I so remember this with my late H. When he was on dialysis, it was a challenge to find stuff he could eat. I call the renal diet the "no food" diet-- no potassium, limit phosphorous, of course, limit everything that has a lot of water in it-- in short, very limited fruits and vegetables. I planted a garden with just the renal-permitted vegetables... beans, cabbage, I forget what else. I knocked myself out just as my bf is doing-- for 10 years. I don't think he will be doing this for 10 years. I hope she has a few years left to enjoy this lovely apartment and the way we can all be with her in her home-- something that has not been possible for many years.
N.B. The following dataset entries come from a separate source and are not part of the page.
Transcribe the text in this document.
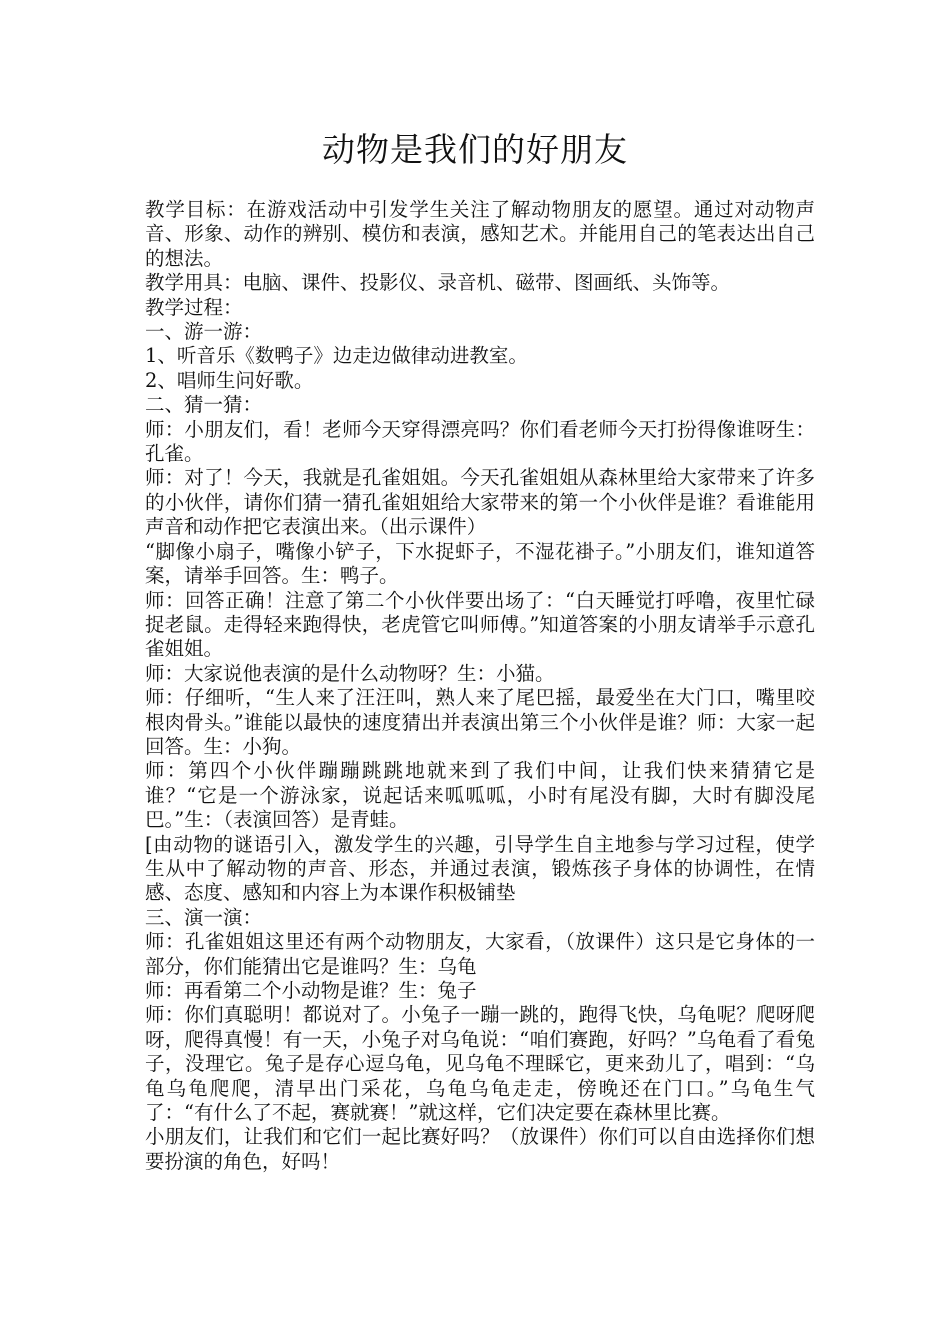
动物是我们的好朋友

教学目标：在游戏活动中引发学生关注了解动物朋友的愿望。通过对动物声音、形象、动作的辨别、模仿和表演，感知艺术。并能用自己的笔表达出自己的想法。

教学用具：电脑、课件、投影仪、录音机、磁带、图画纸、头饰等。

教学过程：

一、游一游：

1、听音乐《数鸭子》边走边做律动进教室。

2、唱师生问好歌。

二、猜一猜：

师：小朋友们，看！老师今天穿得漂亮吗？你们看老师今天打扮得像谁呀生：孔雀。

师：对了！今天，我就是孔雀姐姐。今天孔雀姐姐从森林里给大家带来了许多的小伙伴，请你们猜一猜孔雀姐姐给大家带来的第一个小伙伴是谁？看谁能用声音和动作把它表演出来。（出示课件）

“脚像小扇子，嘴像小铲子，下水捉虾子，不湿花褂子。”小朋友们，谁知道答案，请举手回答。生：鸭子。

师：回答正确！注意了第二个小伙伴要出场了：“白天睡觉打呼噜，夜里忙碌捉老鼠。走得轻来跑得快，老虎管它叫师傅。”知道答案的小朋友请举手示意孔雀姐姐。

师：大家说他表演的是什么动物呀？生：小猫。

师：仔细听，“生人来了汪汪叫，熟人来了尾巴摇，最爱坐在大门口，嘴里咬根肉骨头。”谁能以最快的速度猜出并表演出第三个小伙伴是谁？师：大家一起回答。生：小狗。

师：第四个小伙伴蹦蹦跳跳地就来到了我们中间，让我们快来猜猜它是谁？“它是一个游泳家，说起话来呱呱呱，小时有尾没有脚，大时有脚没尾巴。”生：（表演回答）是青蛙。

[由动物的谜语引入，激发学生的兴趣，引导学生自主地参与学习过程，使学生从中了解动物的声音、形态，并通过表演，锻炼孩子身体的协调性，在情感、态度、感知和内容上为本课作积极铺垫

三、演一演：

师：孔雀姐姐这里还有两个动物朋友，大家看，（放课件）这只是它身体的一部分，你们能猜出它是谁吗？生：乌龟

师：再看第二个小动物是谁？生：兔子

师：你们真聪明！都说对了。小兔子一蹦一跳的，跑得飞快，乌龟呢？爬呀爬呀，爬得真慢！有一天，小兔子对乌龟说：“咱们赛跑，好吗？”乌龟看了看兔子，没理它。兔子是存心逗乌龟，见乌龟不理睬它，更来劲儿了，唱到：“乌龟乌龟爬爬，清早出门采花，乌龟乌龟走走，傍晚还在门口。”乌龟生气了：“有什么了不起，赛就赛！”就这样，它们决定要在森林里比赛。

小朋友们，让我们和它们一起比赛好吗？（放课件）你们可以自由选择你们想要扮演的角色，好吗！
But I digress somewhat...
A little while ago, I rolled into the kitchen and told him, "Watching you take care of your mom with such devotion is a beautiful thing." He hugged me and thanked me and said, "I've got some devotion left-- I gotta take care of my sweetie, too." And he really focused on me and we really connected. Both of us "got" at the same time that this is something he has to do, BUT he also wants to take care of me, when it's possible. Being here for a day or two after my surgery will be good.
I still think we're going to have to come to a place where we recognize that we're friends not lovers... down the road. Right now, I am seeing his character in action, and it is beautiful. If he ever were capable of loving me as a lover, it could be wonderful... but I'm not sure he's capable of that much naked intimacy with a peer woman. Frankly, I question whether I'm capable of it either. This will do for now.